Part of what I look forward to every Christmas is what I call the “Christmas Pause”. This is the point when all of the planning, and all of the rush, is over. It is at this moment that I really experience Christmas. The services are planned, gift shopping is over, people are gathering, and I can focus on enjoying Christmas. For me, the “Christmas Pause” usually starts sometime Christmas Eve, and carries through Christmas day. If I’m lucky, it includes a couple of days after Christmas. This year maybe my “Christmas Pause” will start even before Christmas Eve!
I like that Christmas is the one day of the year when I can expect that most of the stores will be closed. This helps me to get ready for my “Christmas Pause”. I know that if I forgot something on Christmas day, it is too late to just run to the store. Things like food, gifts, and batteries need to be planned for in advance.

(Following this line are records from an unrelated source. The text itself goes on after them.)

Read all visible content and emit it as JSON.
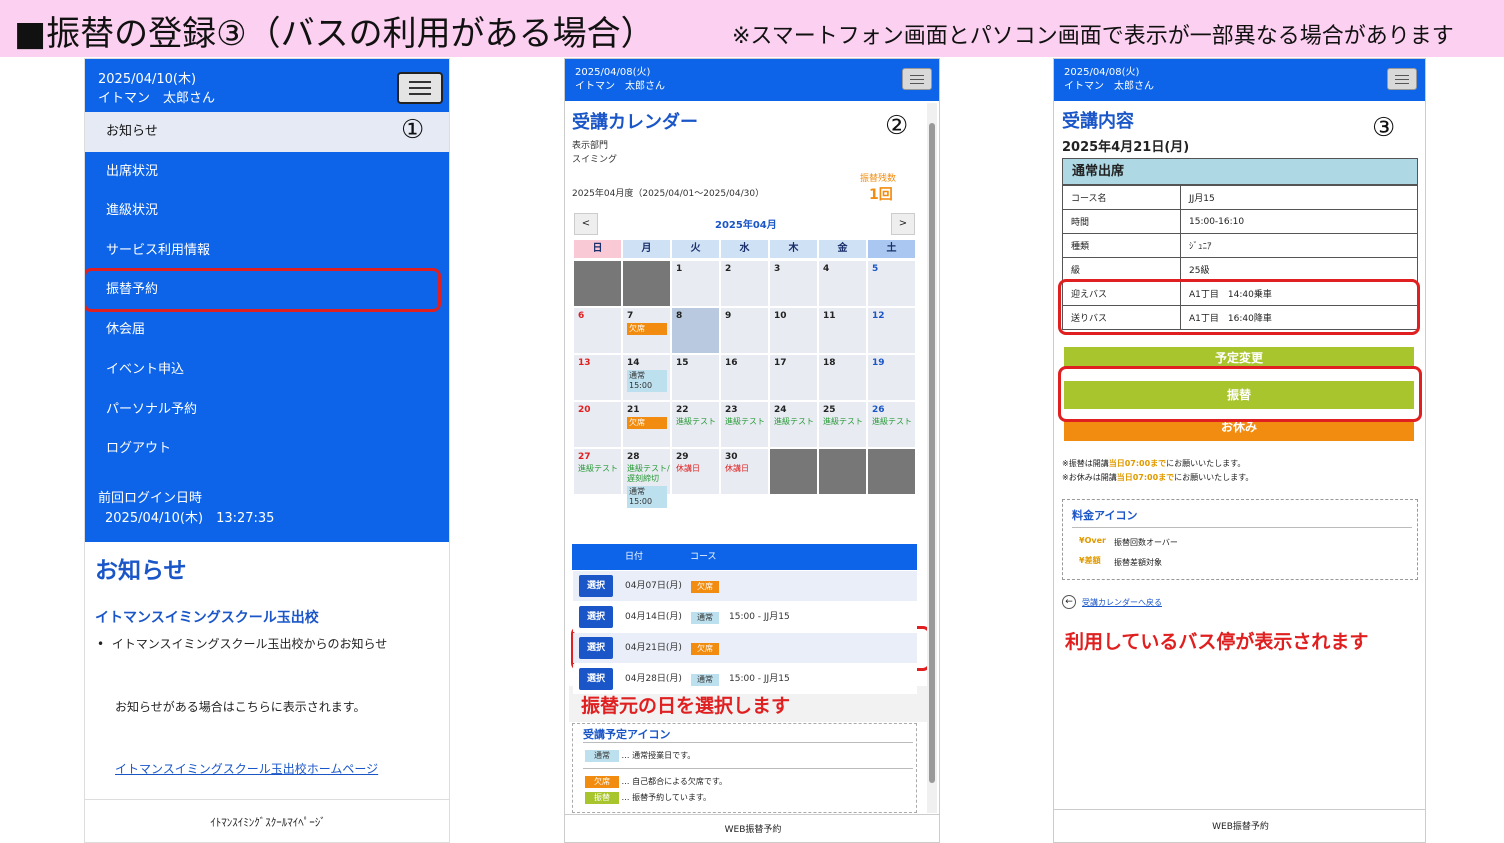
{
  "title": {
    "main": "■振替の登録③（バスの利用がある場合）",
    "note": "※スマートフォン画面とパソコン画面で表示が一部異なる場合があります"
  },
  "panel1": {
    "date": "2025/04/10(木)",
    "user": "イトマン　太郎さん",
    "circle_number": "①",
    "menu": [
      "お知らせ",
      "出席状況",
      "進級状況",
      "サービス利用情報",
      "振替予約",
      "休会届",
      "イベント申込",
      "パーソナル予約",
      "ログアウト"
    ],
    "last_login_label": "前回ログイン日時",
    "last_login_value": "2025/04/10(木)　13:27:35",
    "notice_heading": "お知らせ",
    "school_heading": "イトマンスイミングスクール玉出校",
    "bullet": "イトマンスイミングスクール玉出校からのお知らせ",
    "notice_text": "お知らせがある場合はこちらに表示されます。",
    "homepage_link": "イトマンスイミングスクール玉出校ホームページ",
    "footer": "ｲﾄﾏﾝｽｲﾐﾝｸﾞｽｸｰﾙﾏｲﾍﾟｰｼﾞ"
  },
  "panel2": {
    "date": "2025/04/08(火)",
    "user": "イトマン　太郎さん",
    "circle_number": "②",
    "heading": "受講カレンダー",
    "dept_label": "表示部門",
    "dept_value": "スイミング",
    "period": "2025年04月度（2025/04/01～2025/04/30）",
    "remaining_label": "振替残数",
    "remaining_value": "1回",
    "prev": "<",
    "next": ">",
    "month": "2025年04月",
    "weekdays": [
      "日",
      "月",
      "火",
      "水",
      "木",
      "金",
      "土"
    ],
    "weekday_colors": [
      "#f9c9d6",
      "#cfe2f5",
      "#cfe2f5",
      "#cfe2f5",
      "#cfe2f5",
      "#cfe2f5",
      "#a9c7f0"
    ],
    "weeks": [
      [
        {
          "d": "",
          "gray": true
        },
        {
          "d": "",
          "gray": true
        },
        {
          "d": "1"
        },
        {
          "d": "2"
        },
        {
          "d": "3"
        },
        {
          "d": "4"
        },
        {
          "d": "5",
          "c": "#1a56c8"
        }
      ],
      [
        {
          "d": "6",
          "c": "#e02020"
        },
        {
          "d": "7",
          "tags": [
            {
              "t": "欠席",
              "k": "o"
            }
          ]
        },
        {
          "d": "8",
          "sel": true
        },
        {
          "d": "9"
        },
        {
          "d": "10"
        },
        {
          "d": "11"
        },
        {
          "d": "12",
          "c": "#1a56c8"
        }
      ],
      [
        {
          "d": "13",
          "c": "#e02020"
        },
        {
          "d": "14",
          "tags": [
            {
              "t": "通常 15:00",
              "k": "b"
            }
          ]
        },
        {
          "d": "15"
        },
        {
          "d": "16"
        },
        {
          "d": "17"
        },
        {
          "d": "18"
        },
        {
          "d": "19",
          "c": "#1a56c8"
        }
      ],
      [
        {
          "d": "20",
          "c": "#e02020"
        },
        {
          "d": "21",
          "tags": [
            {
              "t": "欠席",
              "k": "o"
            }
          ]
        },
        {
          "d": "22",
          "tags": [
            {
              "t": "進級テスト",
              "k": "g"
            }
          ]
        },
        {
          "d": "23",
          "tags": [
            {
              "t": "進級テスト",
              "k": "g"
            }
          ]
        },
        {
          "d": "24",
          "tags": [
            {
              "t": "進級テスト",
              "k": "g"
            }
          ]
        },
        {
          "d": "25",
          "tags": [
            {
              "t": "進級テスト",
              "k": "g"
            }
          ]
        },
        {
          "d": "26",
          "c": "#1a56c8",
          "tags": [
            {
              "t": "進級テスト",
              "k": "g"
            }
          ]
        }
      ],
      [
        {
          "d": "27",
          "c": "#e02020",
          "tags": [
            {
              "t": "進級テスト",
              "k": "g"
            }
          ]
        },
        {
          "d": "28",
          "tags": [
            {
              "t": "進級テスト/遅刻締切",
              "k": "g"
            },
            {
              "t": "通常 15:00",
              "k": "b"
            }
          ]
        },
        {
          "d": "29",
          "tags": [
            {
              "t": "休講日",
              "k": "r"
            }
          ]
        },
        {
          "d": "30",
          "tags": [
            {
              "t": "休講日",
              "k": "r"
            }
          ]
        },
        {
          "d": "",
          "gray": true
        },
        {
          "d": "",
          "gray": true
        },
        {
          "d": "",
          "gray": true
        }
      ]
    ],
    "list_header": {
      "date": "日付",
      "course": "コース"
    },
    "list_rows": [
      {
        "btn": "選択",
        "date": "04月07日(月)",
        "tag": "欠席",
        "tagk": "o",
        "course": ""
      },
      {
        "btn": "選択",
        "date": "04月14日(月)",
        "tag": "通常",
        "tagk": "b",
        "course": "15:00 - JJ月15"
      },
      {
        "btn": "選択",
        "date": "04月21日(月)",
        "tag": "欠席",
        "tagk": "o",
        "course": ""
      },
      {
        "btn": "選択",
        "date": "04月28日(月)",
        "tag": "通常",
        "tagk": "b",
        "course": "15:00 - JJ月15"
      }
    ],
    "caption": "振替元の日を選択します",
    "icon_legend_heading": "受講予定アイコン",
    "legend": [
      {
        "tag": "通常",
        "tagk": "b",
        "desc": "… 通常授業日です。"
      },
      {
        "tag": "欠席",
        "tagk": "o",
        "desc": "… 自己都合による欠席です。"
      },
      {
        "tag": "振替",
        "tagk": "g2",
        "desc": "… 振替予約しています。"
      }
    ],
    "footer": "WEB振替予約"
  },
  "panel3": {
    "date": "2025/04/08(火)",
    "user": "イトマン　太郎さん",
    "circle_number": "③",
    "heading": "受講内容",
    "lesson_date": "2025年4月21日(月)",
    "table_header": "通常出席",
    "rows": [
      {
        "k": "コース名",
        "v": "JJ月15"
      },
      {
        "k": "時間",
        "v": "15:00-16:10"
      },
      {
        "k": "種類",
        "v": "ｼﾞｭﾆｱ"
      },
      {
        "k": "級",
        "v": "25級"
      },
      {
        "k": "迎えバス",
        "v": "A1丁目　14:40乗車"
      },
      {
        "k": "送りバス",
        "v": "A1丁目　16:40降車"
      }
    ],
    "btn_change": "予定変更",
    "btn_transfer": "振替",
    "btn_rest": "お休み",
    "note1_a": "※振替は開講",
    "note1_b": "当日07:00まで",
    "note1_c": "にお願いいたします。",
    "note2_a": "※お休みは開講",
    "note2_b": "当日07:00まで",
    "note2_c": "にお願いいたします。",
    "fee_heading": "料金アイコン",
    "fee1_icon": "Over",
    "fee1": "振替回数オーバー",
    "fee2_icon": "差額",
    "fee2": "振替差額対象",
    "back_link": "受講カレンダーへ戻る",
    "caption": "利用しているバス停が表示されます",
    "footer": "WEB振替予約"
  }
}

The sweetest part of my “Christmas Pause” are the people that I get to enjoy. This is one of the times of the year when we make special efforts to connect with one another. Sometimes this is in person, while other times it is using technology. Old-school also works—like Christmas cards and letters! Gifts are fun to let people know that we care about them, but the real blessing is getting to love one another.
Out of God’s love for us, Jesus was sent into the world. Jesus gave us the dual gift of loving us, and teaching us how to love others. It is this gift that transforms our lives!
My hope for each of us is to have a lengthy “Christmas Pause” filled with love! Merry Christmas!
Your brother on the Journey, Mark
PS: I’m taking a “pause” from writing “Mark’s Musings”. The next one will come out on January 9, 2018. I hope that your new year gets off to a great start!